Integrate with updated SegmentStatistics

fedorov commented 7 years ago

It would be good to start integrating with the code being developed in #161 to see if there are any gaps and more fully test the new functionality.

chribaue commented 7 years ago

@fedorov @che85 I made some changes to the segment statistics logic. It stores now measurement information together with the measurements themselves to avoid potential inconsistencies in case a user would modify the scalar volume reference before exporting the data to a table.

che85 commented 7 years ago

Ok a few more changes in https://github.com/chribaue/Slicer/pull/7 and then it would be ready for integrating into Slicer I think.

chribaue commented 7 years ago

@che85 I merged your pull request and will test it on my machine to make sure everything works as it should. Thank you for your contribution!

fedorov commented 7 years ago

Great progress, thank you both!

fedorov commented 7 years ago

@che85 when I reload the report from DICOM, tooltip shows CodeValue for units. When I create the report, it shows CodeMeaning - this should be consistent

fedorov commented 7 years ago

there are other minor issues like inconsistencies like capitalization and we might need to think how to keep info about the plugin name, but we can do this later. Looks ok to me!

che85 commented 7 years ago

The way those information are populated from SegmentStatistics is:

measurementInfo = statistics["MeasurementInfo"][key] if key in statistics["MeasurementInfo"] else {}
columnName =  measurementInfo['name'] if measurementInfo and 'name' in measurementInfo else key
columnName += ' ['+calculator.id+']' if (calculator and len(calculatorsWithResults)>1) else ''
col.SetName( columnName )
if measurementInfo:
  for mik, miv in measurementInfo.iteritems():
    if mik=='name':
      table.SetColumnLongName(columnName, str(miv))
    elif mik=='description':
      table.SetColumnDescription(columnName, str(miv))
    elif mik=='units':
      table.SetColumnUnitLabel(columnName, str(miv))
    else:
      table.SetColumnProperty(columnName, str(mik), str(miv))

Since we don't have the exact same information when reading DICOM, how should I proceed?

che85 commented 7 years ago

It's done this way when reading DICOM SR:

for measurementItem in measurement["measurementItems"]:
  col = table.AddColumn()

  unit = measurementItem["units"]["CodeMeaning"]

  if "derivationModifier" in measurementItem.keys():
    description = columnName = measurementItem["derivationModifier"]["CodeMeaning"]
  else:
    description = measurementItem["quantity"]["CodeMeaning"]
    columnName = "%s %s" % (description, measurementItem["units"]["CodeValue"])
    description = "%s in %s" % (description, unit)

  col.SetName(columnName)
  table.SetColumnLongName(columnName, columnName)
  table.SetColumnUnitLabel(columnName, unit)
  table.SetColumnDescription(columnName, str(description))

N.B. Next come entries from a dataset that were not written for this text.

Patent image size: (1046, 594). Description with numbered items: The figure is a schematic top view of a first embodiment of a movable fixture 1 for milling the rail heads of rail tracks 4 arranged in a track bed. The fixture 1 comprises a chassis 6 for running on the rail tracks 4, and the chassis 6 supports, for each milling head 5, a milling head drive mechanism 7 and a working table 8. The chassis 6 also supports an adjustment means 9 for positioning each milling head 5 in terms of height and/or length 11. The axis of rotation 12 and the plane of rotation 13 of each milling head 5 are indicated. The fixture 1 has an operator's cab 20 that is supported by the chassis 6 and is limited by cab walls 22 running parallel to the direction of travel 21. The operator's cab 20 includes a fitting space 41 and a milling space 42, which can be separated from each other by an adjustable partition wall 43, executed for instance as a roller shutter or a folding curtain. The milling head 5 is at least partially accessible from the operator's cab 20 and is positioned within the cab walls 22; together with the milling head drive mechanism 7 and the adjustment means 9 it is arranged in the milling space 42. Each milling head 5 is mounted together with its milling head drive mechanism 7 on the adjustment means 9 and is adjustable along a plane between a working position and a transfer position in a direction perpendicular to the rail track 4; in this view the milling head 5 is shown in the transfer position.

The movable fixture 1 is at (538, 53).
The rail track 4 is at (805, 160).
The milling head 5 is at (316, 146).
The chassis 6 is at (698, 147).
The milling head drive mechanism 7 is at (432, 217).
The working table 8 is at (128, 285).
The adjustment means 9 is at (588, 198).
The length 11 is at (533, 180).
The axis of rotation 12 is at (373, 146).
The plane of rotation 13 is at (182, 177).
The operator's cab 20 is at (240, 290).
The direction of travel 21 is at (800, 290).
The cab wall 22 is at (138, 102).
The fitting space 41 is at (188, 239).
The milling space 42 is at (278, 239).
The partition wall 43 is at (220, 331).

che85 commented 7 years ago

Which one is better? How can we simplify that process? Maybe it would make sense to have that in SegmentStatistics and then populate it from there when reading DICOM? On the other hand, if you are loading a DICOM SR which does not have the measurements provided by the registered calculators then you cannot depend on SegmentStatistics

che85 commented 7 years ago

@chribaue After discussing with @fedorov we were thinking that it would make sense to display only information within the table that would actually be saved to DICOM for guaranteeing consistent display when reading from DICOM.

Looking at the table header you would display "{QuantityCode meaning} + {UnitCode value}" (without displaying [SV] [LM] etc?

The tooltip should display the following:

"Name" "Unit: {UnitCode meaning}" "Name in {UnitCode value}"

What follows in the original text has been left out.